Submitted to: Textile Research Journal
Publication Type: Peer reviewed journal
Publication Acceptance Date: 7/6/2005
Publication Date: 1/1/2006
Citation: Cardamone, J.M., Damert, W.C. 2006. Low temperature dyeing of wool processed for shrinkage control. Textile Research Journal. 76(1):78-85. Interpretive Summary: Dye fabrics must be dyed at high temperatures of 90º-120°C to ensure complete dye uptake and dyeing times can extend to 1 ½ hours. The fabrics are usually yellowed and weaker, and harsh to the touch. After applying the ERRC process designed to whiten, biopolish and shrinkproof wool fabrics, the fabrics are bright, soft, and dimensionally stable to machine washing, and we found that dyeing times were shortened to 30 to 50 minutes and dyeing was complete within a low temperature dyeing range of 30°-55ºC. The graphs of dye uptake with time showed that fabrics treated with only the first stage of treatment dyed similarly to the untreated fabrics and those treated with the full treatment dyed differently to indicate changes in wool's fiber structure that were shown in photomicrographs. Photomicrographs revealed that the full ERRC process erodes the fiber scales to allow for relatively quick and uniform dye distribution within the fiber. Dyeing ERRC-processed wool textiles at lower temperatures will provide cost savings, less damage, the possibility of brighter shades, and less deterioration for improved textile performance.

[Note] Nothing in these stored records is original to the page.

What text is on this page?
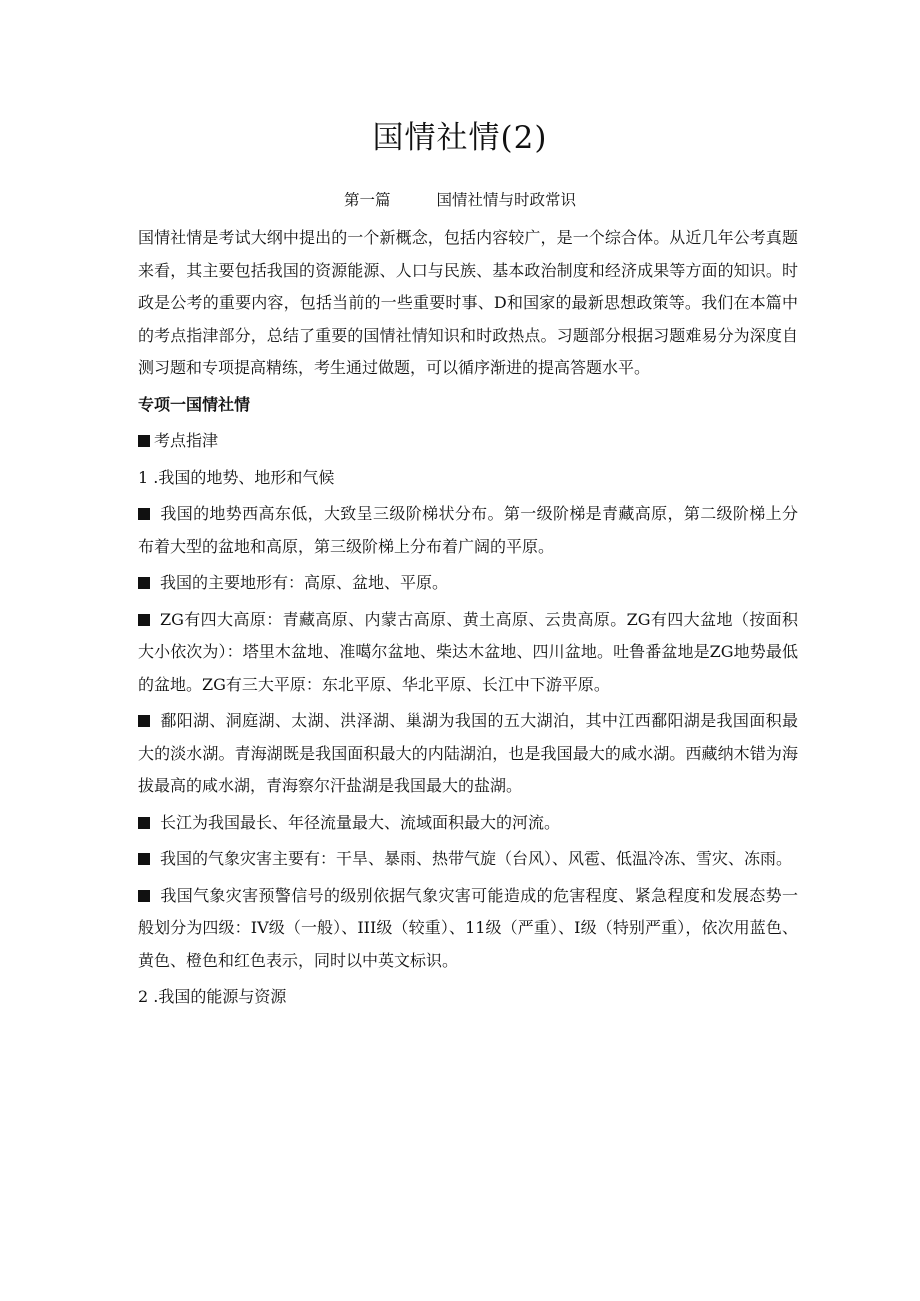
国情社情(2)
第一篇	国情社情与时政常识

国情社情是考试大纲中提出的一个新概念，包括内容较广，是一个综合体。从近几年公考真题来看，其主要包括我国的资源能源、人口与民族、基本政治制度和经济成果等方面的知识。时政是公考的重要内容，包括当前的一些重要时事、D和国家的最新思想政策等。我们在本篇中的考点指津部分，总结了重要的国情社情知识和时政热点。习题部分根据习题难易分为深度自测习题和专项提高精练，考生通过做题，可以循序渐进的提高答题水平。

专项一国情社情

考点指津

1 .我国的地势、地形和气候

我国的地势西高东低，大致呈三级阶梯状分布。第一级阶梯是青藏高原，第二级阶梯上分布着大型的盆地和高原，第三级阶梯上分布着广阔的平原。

我国的主要地形有：高原、盆地、平原。

ZG有四大高原：青藏高原、内蒙古高原、黄土高原、云贵高原。ZG有四大盆地（按面积大小依次为）：塔里木盆地、准噶尔盆地、柴达木盆地、四川盆地。吐鲁番盆地是ZG地势最低的盆地。ZG有三大平原：东北平原、华北平原、长江中下游平原。

鄱阳湖、洞庭湖、太湖、洪泽湖、巢湖为我国的五大湖泊，其中江西鄱阳湖是我国面积最大的淡水湖。青海湖既是我国面积最大的内陆湖泊，也是我国最大的咸水湖。西藏纳木错为海拔最高的咸水湖，青海察尔汗盐湖是我国最大的盐湖。

长江为我国最长、年径流量最大、流域面积最大的河流。

我国的气象灾害主要有：干旱、暴雨、热带气旋（台风）、风雹、低温冷冻、雪灾、冻雨。

我国气象灾害预警信号的级别依据气象灾害可能造成的危害程度、紧急程度和发展态势一般划分为四级：IV级（一般）、III级（较重）、11级（严重）、I级（特别严重），依次用蓝色、黄色、橙色和红色表示，同时以中英文标识。

2 .我国的能源与资源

Technical Abstract: Conventional dyeing of wool fabrics with acid dyes generally requires high temperatures of 90º-120° and extended dyeing times of up to 120 minutes to achieve complete exhaustion. Consequently fabric properties can deteriorate with negative implications for consumer selection, wear, and care. The ERRC process for whitening, biopolishing, and shrinkage control was applied to untreated wool knit fabrics in two-steps: pretreatment with dicyandiamide and gluconic acid in alkaline peroxide, followed by treatment with sodium sulfite and serine protease. Untreated and pretreated fabrics exhibited sigmoidal dyeing behavior whereas pretreated/treated fabrics exhibited exponential dyeing behavior. Typically, the dyebaths of the untreated fabrics exhausted within 60-120 minutes at 90º-120°C. However, the dyebaths of fabrics after pretreatment alone exhausted within 50-60 minutes at 55º-60°C. The dyebaths of fabrics receiving the full pretreatment/ treatment exhausted within 30-50 minutes at 30°-55ºC. Low temperature dyeing with reduced dyeing times was attributed to changes in wool fiber morphology as documented by confocal fluorescent and scanning electron microscopies. Dyeing ERRC-processed wool textiles at lower temperatures will provide cost savings, less damage, the possibility of brighter shades, and less deterioration for improved textile performance.